Что до В. Н. Турбина, то он, похоже, и этим своим поступком за год с небольшим до смерти остался такой же “белой вороной”, какой всегда и был в глазах своих по-своему вечных, но все же смертных МГУшных коллег-олимпийцев. Что до самого Аверинцева, то он, как известно, в советской средней школе по болезни как бы и не учился — обстоятельство немаловажное, хотя, возможно, и не такое однозначное, каким оно кажется сегодня некоторым. В 1992 году, понятно, социальная атмосфера была иной, чем сегодня, пожалуй, более инфантильной, хотя факты, как говорится, били в глаза. Советское прошлое слишком поздно и слишком легко стало объектом критики и официального “покаяния”; реальная историческая память снова вытеснялась утопией — на этот раз, что называется, с точностью до наоборот.

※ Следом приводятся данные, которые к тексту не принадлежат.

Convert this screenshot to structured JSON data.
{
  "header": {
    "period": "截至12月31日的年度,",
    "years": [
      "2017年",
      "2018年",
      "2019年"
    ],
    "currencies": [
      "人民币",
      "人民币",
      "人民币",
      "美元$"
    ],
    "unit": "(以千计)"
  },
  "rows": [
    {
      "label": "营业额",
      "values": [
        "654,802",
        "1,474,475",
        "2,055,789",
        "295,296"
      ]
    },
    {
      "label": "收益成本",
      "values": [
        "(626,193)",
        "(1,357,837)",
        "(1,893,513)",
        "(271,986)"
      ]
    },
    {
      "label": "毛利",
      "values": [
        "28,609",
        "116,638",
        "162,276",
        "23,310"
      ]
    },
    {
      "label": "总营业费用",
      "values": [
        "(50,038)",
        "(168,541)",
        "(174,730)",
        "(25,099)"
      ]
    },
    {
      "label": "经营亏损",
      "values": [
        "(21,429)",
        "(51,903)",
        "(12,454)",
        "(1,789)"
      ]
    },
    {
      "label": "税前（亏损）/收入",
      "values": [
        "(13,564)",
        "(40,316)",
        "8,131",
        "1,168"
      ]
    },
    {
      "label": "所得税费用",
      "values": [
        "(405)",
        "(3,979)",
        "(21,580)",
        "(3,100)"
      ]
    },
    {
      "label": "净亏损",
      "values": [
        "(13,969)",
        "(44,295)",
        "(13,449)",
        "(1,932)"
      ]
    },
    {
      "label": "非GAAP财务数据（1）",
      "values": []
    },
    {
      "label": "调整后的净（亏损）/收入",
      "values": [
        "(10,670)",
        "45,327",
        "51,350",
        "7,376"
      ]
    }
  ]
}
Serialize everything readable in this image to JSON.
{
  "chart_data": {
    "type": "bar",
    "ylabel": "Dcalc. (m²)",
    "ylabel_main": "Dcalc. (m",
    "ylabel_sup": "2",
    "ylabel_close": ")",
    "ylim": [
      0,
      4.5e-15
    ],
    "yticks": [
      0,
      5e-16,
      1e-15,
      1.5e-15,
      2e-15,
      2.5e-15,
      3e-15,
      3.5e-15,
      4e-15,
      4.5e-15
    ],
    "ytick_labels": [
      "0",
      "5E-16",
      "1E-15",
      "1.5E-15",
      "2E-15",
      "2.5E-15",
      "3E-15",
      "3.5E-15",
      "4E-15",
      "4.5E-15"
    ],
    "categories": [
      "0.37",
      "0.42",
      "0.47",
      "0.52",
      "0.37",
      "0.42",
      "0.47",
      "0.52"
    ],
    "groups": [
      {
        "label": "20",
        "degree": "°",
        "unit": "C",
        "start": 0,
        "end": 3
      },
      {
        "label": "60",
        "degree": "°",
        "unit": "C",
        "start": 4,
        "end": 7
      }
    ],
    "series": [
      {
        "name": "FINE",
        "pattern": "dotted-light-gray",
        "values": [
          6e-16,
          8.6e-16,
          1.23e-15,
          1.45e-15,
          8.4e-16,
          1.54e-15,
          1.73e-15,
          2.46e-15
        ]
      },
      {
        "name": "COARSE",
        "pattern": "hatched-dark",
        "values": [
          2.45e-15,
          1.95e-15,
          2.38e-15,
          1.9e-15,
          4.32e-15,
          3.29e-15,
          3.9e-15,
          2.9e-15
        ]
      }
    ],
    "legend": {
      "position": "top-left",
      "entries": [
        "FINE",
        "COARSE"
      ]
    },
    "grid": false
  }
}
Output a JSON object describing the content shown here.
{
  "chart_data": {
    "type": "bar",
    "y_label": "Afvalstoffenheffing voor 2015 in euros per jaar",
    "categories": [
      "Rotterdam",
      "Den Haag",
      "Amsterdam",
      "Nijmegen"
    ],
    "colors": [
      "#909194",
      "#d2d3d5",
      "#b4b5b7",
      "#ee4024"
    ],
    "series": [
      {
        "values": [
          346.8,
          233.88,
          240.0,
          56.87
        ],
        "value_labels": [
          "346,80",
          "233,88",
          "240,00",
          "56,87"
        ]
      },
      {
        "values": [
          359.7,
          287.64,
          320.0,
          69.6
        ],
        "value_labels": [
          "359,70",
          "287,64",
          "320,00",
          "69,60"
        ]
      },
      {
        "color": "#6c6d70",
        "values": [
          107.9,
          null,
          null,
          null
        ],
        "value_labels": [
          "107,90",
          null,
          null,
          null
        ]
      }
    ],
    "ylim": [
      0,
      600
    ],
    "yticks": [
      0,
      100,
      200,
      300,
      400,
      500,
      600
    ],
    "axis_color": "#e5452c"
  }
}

Хотелось, разумеется, “как лучше”; но решением всех вопросов казалась критика “утопизма”, в действительности давно мертвого, но когда-то ведь живого, а значит, не равного себе, не совпадающего с собою же, со своею смертной исторической плотью в малом времени. (Вопрос о вечном утопическом элементе в человеческом сознании, мышлении и речи — один из тех вопросов, которые не решаются, а заново ставятся крахом тоталитаризма.)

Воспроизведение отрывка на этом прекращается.